I remember, once upon a time, when I was young, supple, and thin, thinking that I would never “let myself go.” In my arrogance and naivete, I never imagined things like parental fatigue, massive job and school and financial stress, or convenient foods. I never reckoned with slowing, aging metabolism or the after-effects of pregnancy and the subsequent “brain fuzz” that accompanies it.
I also never imagined being so depressed and blah that I would simply lie down and let time run me over.
I never saw my world without dancing.
And yet, here I am…
The most difficult part today was facing all those youngsters and letting myself not worry about it. Oh yeah… It was also hard to not start dancing when a good song came up on the shuffle (which is most of them).
At least I didn’t hum along.
I am proud of myself for going and looking forward to Thursday when I head back again.

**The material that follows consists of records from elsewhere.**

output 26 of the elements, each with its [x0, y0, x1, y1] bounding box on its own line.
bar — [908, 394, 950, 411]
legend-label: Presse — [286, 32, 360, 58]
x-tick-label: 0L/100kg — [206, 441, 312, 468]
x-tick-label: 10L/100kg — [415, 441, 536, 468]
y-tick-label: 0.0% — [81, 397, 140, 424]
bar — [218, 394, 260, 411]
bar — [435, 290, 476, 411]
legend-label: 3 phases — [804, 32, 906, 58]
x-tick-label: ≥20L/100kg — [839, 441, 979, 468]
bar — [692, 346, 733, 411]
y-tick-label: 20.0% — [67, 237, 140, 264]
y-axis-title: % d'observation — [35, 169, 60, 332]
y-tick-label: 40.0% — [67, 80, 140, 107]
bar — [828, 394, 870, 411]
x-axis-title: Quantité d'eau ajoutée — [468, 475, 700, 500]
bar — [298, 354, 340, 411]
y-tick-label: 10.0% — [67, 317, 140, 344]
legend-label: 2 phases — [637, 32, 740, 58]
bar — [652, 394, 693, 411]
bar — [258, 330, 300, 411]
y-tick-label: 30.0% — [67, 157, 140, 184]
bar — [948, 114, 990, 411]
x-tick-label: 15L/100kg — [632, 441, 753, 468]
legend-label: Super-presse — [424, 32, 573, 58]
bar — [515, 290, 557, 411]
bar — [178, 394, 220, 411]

Mondays and Wednesdays are out because they’re tutoring days – at least until we get our small car registered… then I’m planning to drive in early and go swimming on Mondays and Wednesdays.
I’m taking steps, no matter how small or pathetic. I expect to see an increase in energy by the time I get to my 40th birthday in May. I expect to see some inches disappear, hopefully sooner AND later.
I will drink my water and hope that I gradually turn the tides that have led to where I am now.
As for the immediate future? I’ll be a hurting unit tomorrow. I suspect those weights I did are going to mean so SORE muscles tomorrow. And I’m good with that too.